There is throughput and latency.

On very simple, slow cores, the cache runs at the same speed as the CPU and can provide data in 1 cycle, so data is available immediately without stalling. When there is a cache miss, data is taken from main memory, and initial latency can be over 10 cycles. The good thing is that once the first data is available, the following data can be obtained quickly, hence the idea of burst transfers and cache fills. The CPU only needs a byte, or a 32bits word, but 32 or 64 bytes are transferred at once from memory to the cache.

On more advanced CPUs, the ones with L1, L2, DRAM and gigahertz clock, even the L1 cache contents cannot be obtained immediately.
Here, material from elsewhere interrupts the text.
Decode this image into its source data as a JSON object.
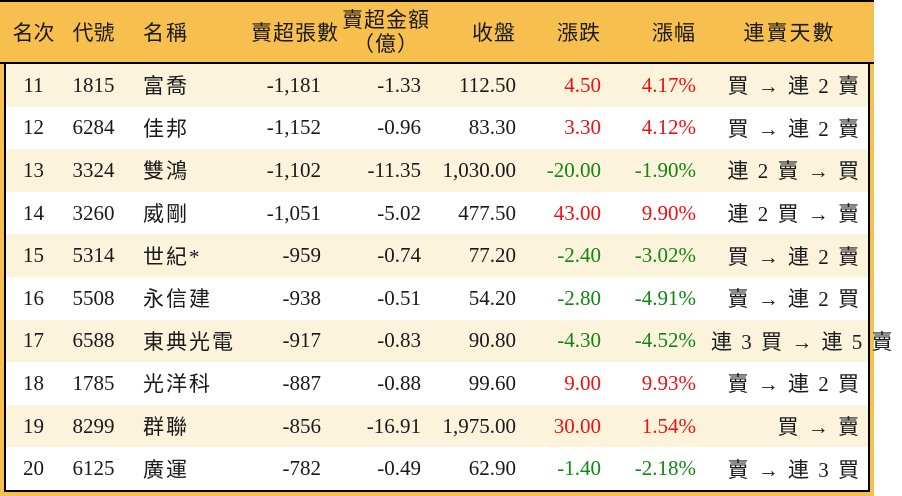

For instruction, there are mechanisms for predicting the instruction flow and fetching instructions in advance : Continuously fetch consecutive addresses, unless the instruction is a branch, a call,... For data, it is more complex. Using pipelining, some CPUs are able to have several outstanding data transfers before stalling. The real current solution for mitigating long latencies is out of order execution, the CPU does as much work as possible, even executing instructions not in program order, in order to hide the long latency of instructions like data reads and writes.